Target's new partnership with OpenAI brings shopping into ChatGPT - Target is one of the first large retailers to let consumers buy products directly in ChatGPT.

2M people use Meta's Vibes AI feed each day - Vibes is Meta's new feed of AI-generated videos.

Brands could cut open web display spend 30% in response to AI search🔒- As Google's AI Overviews and AI Mode shrink traditional search, and thus search-driven traffic to websites, Forrester predicts advertisers will redirect budgets toward CTV and paid social.
Havas invests in AI research platform Vurvey Labs and uses its product - Havas helped fund Vurvey Labs' $8.5M Series A and is using Vurvey to create synthetic audiences.

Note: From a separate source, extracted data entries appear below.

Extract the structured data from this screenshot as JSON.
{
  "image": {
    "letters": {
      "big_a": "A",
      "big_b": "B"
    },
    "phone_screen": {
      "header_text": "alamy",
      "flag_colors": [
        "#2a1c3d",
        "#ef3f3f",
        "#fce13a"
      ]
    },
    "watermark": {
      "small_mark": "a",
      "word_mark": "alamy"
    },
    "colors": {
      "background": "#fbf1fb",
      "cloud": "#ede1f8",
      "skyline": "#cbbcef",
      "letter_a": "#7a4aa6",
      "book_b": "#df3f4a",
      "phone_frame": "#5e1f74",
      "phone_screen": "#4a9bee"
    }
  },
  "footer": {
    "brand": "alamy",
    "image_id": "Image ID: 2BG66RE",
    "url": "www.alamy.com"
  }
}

Digitas and Publicis offer their own zero-click analysis tools🔒- Agencies are racing to develop even more tools to help brands understand how they're showing up in AI-powered searches.
White House prepares executive order to block state AI laws - States like New York, California, Texas, and Colorado are furthest along in regulating AI.
AppsFlyer drops 8 products, adding AI agents and cross-platform analytics - The mobile attribution platform's new Agentic AI Suite is billed as an "execution layer" with pre-built marketing agents and Model Context Protocol (MCP) support to help companies build their own agents.
Perplexity's AI shopping tool is now free for all, just in time for Black Friday - The AI search startup will remove the $20-per-month paywall from its one-click buying tool.
Introducing the AI LUMAscape - We started with a ‘scape, we’re ending with a ‘scape. Industry investment bank LUMA Partners breaks down AI companies into categories like foundational LLMs, customer experience, media facilitation, data enablement, and answers economy.